Réparer les dommages causés
Dès la fin du mois de février, l’arbre se prépare à l’arrivée des beaux jours. Là, sous l’écorce, débute un processus de réparation des vaisseaux, voire de production de nouveaux vaisseaux transporteurs de sève brute. Pour réparer les dommages causés durant la saison hivernale, la plante fait un appel d’eau et de sucres dans les vaisseaux, qui génère une pression : cette pression va alors chasser les bulles d’air qui s'étaient formées dans ces vaisseaux. Ainsi, la sève pourra circuler librement au printemps.
Préparer l'arrivée des beaux jours
Dès le mois de janvier et jusqu’à fin février, parfois même jusqu’en mars, la croissance des arbres est relancée au niveau de leurs bourgeons. Elle est alors si lente qu’elle reste invisible.

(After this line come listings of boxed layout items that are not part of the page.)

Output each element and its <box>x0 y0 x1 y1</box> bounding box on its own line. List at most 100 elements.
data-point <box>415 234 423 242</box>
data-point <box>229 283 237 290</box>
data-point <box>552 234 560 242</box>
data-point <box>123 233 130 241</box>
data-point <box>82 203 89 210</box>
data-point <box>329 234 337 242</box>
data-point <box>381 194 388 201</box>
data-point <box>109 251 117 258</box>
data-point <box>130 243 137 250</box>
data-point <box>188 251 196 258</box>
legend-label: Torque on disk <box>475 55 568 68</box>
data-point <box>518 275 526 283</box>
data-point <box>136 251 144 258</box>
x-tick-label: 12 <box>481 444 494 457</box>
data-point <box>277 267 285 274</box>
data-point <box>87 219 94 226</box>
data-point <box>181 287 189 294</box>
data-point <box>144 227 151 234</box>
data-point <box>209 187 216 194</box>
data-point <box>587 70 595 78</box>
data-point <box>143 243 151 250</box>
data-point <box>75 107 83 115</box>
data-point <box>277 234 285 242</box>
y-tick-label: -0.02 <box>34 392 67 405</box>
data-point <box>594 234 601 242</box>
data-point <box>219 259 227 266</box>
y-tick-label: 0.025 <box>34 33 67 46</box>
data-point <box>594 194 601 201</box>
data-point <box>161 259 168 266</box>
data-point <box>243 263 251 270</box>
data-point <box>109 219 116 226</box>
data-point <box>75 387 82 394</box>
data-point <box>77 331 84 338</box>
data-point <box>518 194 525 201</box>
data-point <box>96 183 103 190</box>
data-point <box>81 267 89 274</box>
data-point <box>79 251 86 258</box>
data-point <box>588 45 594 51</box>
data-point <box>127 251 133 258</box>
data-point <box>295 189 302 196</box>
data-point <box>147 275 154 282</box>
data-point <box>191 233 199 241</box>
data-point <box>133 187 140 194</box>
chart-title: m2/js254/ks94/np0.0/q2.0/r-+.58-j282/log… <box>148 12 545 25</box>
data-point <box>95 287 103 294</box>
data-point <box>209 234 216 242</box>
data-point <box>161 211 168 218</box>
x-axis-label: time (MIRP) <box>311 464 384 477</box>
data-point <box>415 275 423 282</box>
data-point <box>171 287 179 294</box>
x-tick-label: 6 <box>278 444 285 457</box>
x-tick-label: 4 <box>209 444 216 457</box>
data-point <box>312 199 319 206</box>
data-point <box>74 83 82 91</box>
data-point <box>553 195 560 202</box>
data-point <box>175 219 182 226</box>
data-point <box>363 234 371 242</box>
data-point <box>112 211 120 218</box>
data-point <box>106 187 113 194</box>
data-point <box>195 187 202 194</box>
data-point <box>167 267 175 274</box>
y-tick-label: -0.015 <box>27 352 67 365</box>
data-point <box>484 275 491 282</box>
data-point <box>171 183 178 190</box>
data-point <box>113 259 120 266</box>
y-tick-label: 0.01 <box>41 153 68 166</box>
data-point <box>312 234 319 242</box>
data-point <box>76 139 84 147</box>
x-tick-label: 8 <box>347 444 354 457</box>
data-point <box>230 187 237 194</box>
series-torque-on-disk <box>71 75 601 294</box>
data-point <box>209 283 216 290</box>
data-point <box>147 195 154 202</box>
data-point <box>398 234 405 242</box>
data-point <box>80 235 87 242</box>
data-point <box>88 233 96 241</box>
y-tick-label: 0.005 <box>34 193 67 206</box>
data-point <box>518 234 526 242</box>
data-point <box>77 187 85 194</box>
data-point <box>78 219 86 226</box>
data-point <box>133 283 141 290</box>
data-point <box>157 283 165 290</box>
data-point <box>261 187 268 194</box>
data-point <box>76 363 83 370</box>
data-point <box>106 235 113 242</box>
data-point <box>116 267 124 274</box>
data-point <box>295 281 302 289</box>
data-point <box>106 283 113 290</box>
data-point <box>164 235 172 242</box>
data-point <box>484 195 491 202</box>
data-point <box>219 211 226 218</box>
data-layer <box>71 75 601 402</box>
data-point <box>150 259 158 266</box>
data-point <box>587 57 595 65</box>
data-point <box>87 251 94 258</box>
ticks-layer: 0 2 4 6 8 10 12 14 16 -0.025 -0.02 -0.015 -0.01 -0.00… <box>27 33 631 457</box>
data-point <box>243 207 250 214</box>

Paradoxalement, c’est le froid qui va lever cette phase de dormance. Pour sortir de sa léthargie, l’arbre doit avoir cumulé les heures froides avec des températures inférieures à 7°C durant trois à quatre semaines. Dès que son quota est atteint (souvent fin décembre), il entre alors dans une phase de croissance, limitée par les conditions environnementales : c’est « l’écodormance ». Cette dernière se prolonge tant que l’arbre n’a pas cumulé, cette fois, suffisamment d’heures chaudes, supérieures à 7°C. Elle se joue essentiellement au niveau cellulaire, la sève ne circulant pas encore dans l’arbre. Dans les tissus du bourgeon, la multiplication des cellules indifférenciées a repris. Elles se divisent, grandissent, se différencient et assurent imperceptiblement la croissance du bourgeon.